According to financial analysts who have talked with Raytheon’s industry partners, price increases will be in the range of 10-15%, reflecting both current inflation and the additional profit margin targeted by the behemoth, whose 2021 revenue was $64.4 billion. Consumer price index comparisons have been running 8-9% above prior-year comparisons in recent months, so double-digit increases are not surprising.
“The price increase is healthy because it recognizes the fact that costs are going up,” Raytheon Chairman and CEO Greg Hayes told a September investor conference. “That is the one lever that we have.
“It’s not popular with the airlines, but they have seen price increases, and they’re going to see price increases in their supply chain as well,” he added.
So will almost everyone. After more than a generation of tame increases, price spikes could return as a fact of life in aerospace and defense. But will all the higher costs dampen business?
Probably not in the near term, since practically everyone has to pay—and, so far, seems able and willing. Indeed, for key suppliers with pricing power—such as Raytheon, TransDigm International, providers of castings and forgings as well as some others—major price hikes, along with cost savings, are returning to the top of the list of tools to protect profits.
“Price has been the key lever in this environment to pass on costs as productivity is largely capped at 3-5% gains,” analysts from Jefferies say in a recent investor report on TransDigm, famous for its own price ratcheting.
Aftermarket providers can pass on catalog increases more immediately because such sales are more responsive to the spot-market demand. But OEM-oriented manufacturers operate under long-term contracts, and price-sets roll over only annually. For OEM-focused manufacturing, 2023 will be the first window of opportunity to catch up with 2022 cost increases.
There will be pushback, of course, and suppliers expect to have to justify new prices over existing contracts.
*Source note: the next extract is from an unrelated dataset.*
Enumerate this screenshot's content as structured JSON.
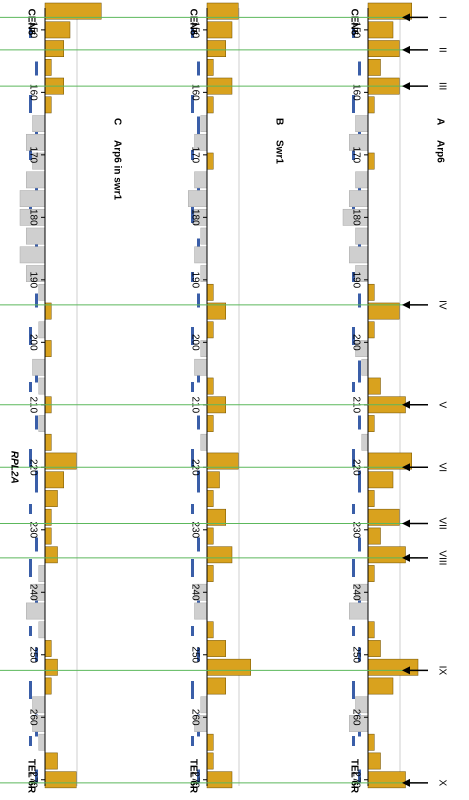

The Jefferies team found that commercial OEM-oriented respondents in the industry expect gross price increases of only 3.5% and net increases of 3.3% in 2023—levels that the analysts characterize as “likely low,” given that inflation is running in the high single digits lately. Commercial aftermarket providers expect 4.5% gross, 3.5% net.
Even if catalog prices are so restrained next year, many expect that the long-term trend will be up and to the right due to a host of factors. Speaking about inflation on the sidelines of the recent U.S. Chamber of Commerce aerospace summit, Boeing CEO and President David Calhoun reportedly observed that industry is in a “wage-price spiral” and that he sees “five years of trouble” ahead.
At an investor conference in September, Textron Chief Financial Officer Frank Connor said his company was focused on above-inflation price increases even before the pandemic. In recent quarters, the company has enjoyed price increases 1.5% over inflation.
“We were very focused early on on inflation not being transitory and likely to be stickier,” he said. “As we built the backlog that we have, we were very focused on making sure we were maintaining price increases that we believe are in excess of inflation.”
At another investor conference in September, Spirit AeroSystems Chief Financial Officer Mark Suchinski used the analogy of running quickly just to keep up. “Energy and fuel costs are putting a lot of pressure on our cost structure and have had a negative impact on cash” usage, he said. “And we know that the labor markets are tight and that there’s going to be pressure from a labor wage-growth standpoint over the next couple of years.”
On the defense side, prices will rise also, albeit more slowly than in commercial aerospace or the aftermarket. Even when annual consumer price inflation averaged only 2.5% in recent decades, Pentagon leaders across presidential administrations stressed that the defense budget must rise by mid-single digits on top of that every year just to keep up with internal inflationary drivers.
In the end, significant price increases may become the new normal inside the supplier base for the next generation. Well, everywhere except in real prices paid to OEMs for large commercial aircraft—but that is another story for another time.